How do I build this flow? What components should I use?
Labels (3)
1 Solution

Accepted Solutions
Jesperrekuh
Specialist
Specialist

Hi, yeah I (think I) get it...  You only want to delete if the count doesn't match? right?

tMSSQLInput_1 : "select count(*) src_cnt from src_table"  -->  tSetGlobalVar1

tMSSQLInput_2 : "select count(*) trg_cnt from trg_table"  --> tSetGlobalVar2

0683p000009Lzh3.png

Basically your count results go into global vars and next after the counts have run... you use an if
In the --- if ---> you check the values which are set in the global var:
((Integer)globalMap.get("src_cnt")) <> ((Integer)globalMap.get("trg_cnt"))
Finally In the tRunJob call the job for deleting and (non) matching records.

 

View solution in original post

5 Replies
Jesperrekuh
Specialist
Specialist

 

I would just go for an inner join, the output ive added the trgt source too to make sure it was null when testing

0683p000009LzTa.png

Parikhharshal
Creator III
Creator III
Author

Hi Dijke thanks for your reply.

How do I get counts of source and target and compare them?
Jesperrekuh
Specialist
Specialist

If you want to count in talend you basically retrieve records first... so you might as well join them to get the 'deleted' records and run the syncing process so you are always correct.
If both sources are tables :
select count(*) cnt, count(distinct id) unique_cnt from src_table

My experience on counting records to track if you;re in sync... is a dirty fix
Think of reasons why your record count between source and target could be equal but when you compare the data it turns out to be different. Like moving records to a backup environment... or ... records in src first deleted (5records) and later coincidence 5 records are added, your count hasn't changed.

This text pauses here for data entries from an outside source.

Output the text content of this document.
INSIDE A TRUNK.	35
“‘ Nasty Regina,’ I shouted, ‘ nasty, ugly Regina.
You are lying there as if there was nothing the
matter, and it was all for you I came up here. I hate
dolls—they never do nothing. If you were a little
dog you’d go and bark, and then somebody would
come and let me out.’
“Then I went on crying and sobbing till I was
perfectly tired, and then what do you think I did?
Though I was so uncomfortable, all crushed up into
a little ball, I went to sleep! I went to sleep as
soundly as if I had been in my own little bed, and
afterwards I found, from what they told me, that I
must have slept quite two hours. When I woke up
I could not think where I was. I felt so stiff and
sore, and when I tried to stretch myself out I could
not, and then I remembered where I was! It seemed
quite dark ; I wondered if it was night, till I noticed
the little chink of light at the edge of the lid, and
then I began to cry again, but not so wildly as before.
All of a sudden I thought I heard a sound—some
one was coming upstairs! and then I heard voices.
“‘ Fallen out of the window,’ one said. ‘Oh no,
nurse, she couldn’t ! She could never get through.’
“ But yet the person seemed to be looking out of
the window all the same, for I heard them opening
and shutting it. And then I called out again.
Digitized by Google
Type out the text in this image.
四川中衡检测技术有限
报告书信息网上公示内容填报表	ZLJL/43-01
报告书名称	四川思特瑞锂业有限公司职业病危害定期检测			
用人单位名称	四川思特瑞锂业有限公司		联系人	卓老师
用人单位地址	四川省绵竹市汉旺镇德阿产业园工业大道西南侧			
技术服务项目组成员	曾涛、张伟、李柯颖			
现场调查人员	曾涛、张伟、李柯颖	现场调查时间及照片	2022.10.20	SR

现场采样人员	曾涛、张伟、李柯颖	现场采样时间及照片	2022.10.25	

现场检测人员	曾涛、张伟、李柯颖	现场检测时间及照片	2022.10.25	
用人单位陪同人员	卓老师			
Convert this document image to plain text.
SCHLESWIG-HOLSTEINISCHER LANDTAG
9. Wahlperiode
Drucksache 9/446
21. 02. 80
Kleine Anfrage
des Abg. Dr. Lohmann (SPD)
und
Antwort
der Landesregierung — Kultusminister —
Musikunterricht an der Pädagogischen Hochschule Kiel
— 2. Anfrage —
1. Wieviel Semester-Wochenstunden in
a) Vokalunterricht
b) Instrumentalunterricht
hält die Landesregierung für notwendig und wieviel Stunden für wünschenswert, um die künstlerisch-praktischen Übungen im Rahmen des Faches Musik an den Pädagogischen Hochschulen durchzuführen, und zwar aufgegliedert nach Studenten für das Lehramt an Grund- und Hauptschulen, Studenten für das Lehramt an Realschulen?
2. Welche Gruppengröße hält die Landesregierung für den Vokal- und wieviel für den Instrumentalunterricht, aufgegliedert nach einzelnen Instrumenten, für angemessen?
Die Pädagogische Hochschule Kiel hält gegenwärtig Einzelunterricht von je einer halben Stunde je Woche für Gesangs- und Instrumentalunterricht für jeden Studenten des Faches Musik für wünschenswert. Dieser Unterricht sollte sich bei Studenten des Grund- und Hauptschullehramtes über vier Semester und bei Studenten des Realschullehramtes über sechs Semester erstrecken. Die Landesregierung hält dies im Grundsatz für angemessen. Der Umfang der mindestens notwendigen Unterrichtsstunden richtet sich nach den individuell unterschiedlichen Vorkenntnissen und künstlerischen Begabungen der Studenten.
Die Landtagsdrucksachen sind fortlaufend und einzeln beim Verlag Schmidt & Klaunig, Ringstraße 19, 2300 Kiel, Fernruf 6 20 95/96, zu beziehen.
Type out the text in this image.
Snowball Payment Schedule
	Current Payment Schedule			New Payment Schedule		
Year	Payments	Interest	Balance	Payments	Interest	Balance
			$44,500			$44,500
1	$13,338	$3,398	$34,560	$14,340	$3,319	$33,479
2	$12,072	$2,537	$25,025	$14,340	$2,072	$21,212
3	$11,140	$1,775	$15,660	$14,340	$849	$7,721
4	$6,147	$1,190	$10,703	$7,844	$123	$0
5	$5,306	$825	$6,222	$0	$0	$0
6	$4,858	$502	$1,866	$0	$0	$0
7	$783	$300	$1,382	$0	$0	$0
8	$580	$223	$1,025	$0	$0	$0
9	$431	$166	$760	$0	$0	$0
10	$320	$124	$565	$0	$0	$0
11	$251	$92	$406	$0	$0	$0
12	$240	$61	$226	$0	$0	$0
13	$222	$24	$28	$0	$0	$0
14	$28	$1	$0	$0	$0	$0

Be schwifty 0683p000009MA9p.png
Parikhharshal
Creator III
Creator III
Author

Hi Dijke

Thanks for your prompt reply.

Let me give you little bit of background so that things are clear.

I have already got existing flow which caters for inserts and updates.

Deletes were not handled at all so that’s what I’m doing now.

I only want to run delete flow assuming ids don’t match. In matching case I don’t want to do anything and proceed to next one.

Only because of performance every time I don’t want to check how many records were deleted instead only go to delete flow when records are not matching. Hopefully this makes sense.

So I’m focused more on comparison for counts. Could you please help here?

Thanks
Harshal.
Jesperrekuh
Specialist
Specialist

Hi, yeah I (think I) get it...  You only want to delete if the count doesn't match? right?

tMSSQLInput_1 : "select count(*) src_cnt from src_table"  -->  tSetGlobalVar1

tMSSQLInput_2 : "select count(*) trg_cnt from trg_table"  --> tSetGlobalVar2

0683p000009Lzh3.png

Basically your count results go into global vars and next after the counts have run... you use an if
In the --- if ---> you check the values which are set in the global var:
((Integer)globalMap.get("src_cnt")) <> ((Integer)globalMap.get("trg_cnt"))
Finally In the tRunJob call the job for deleting and (non) matching records.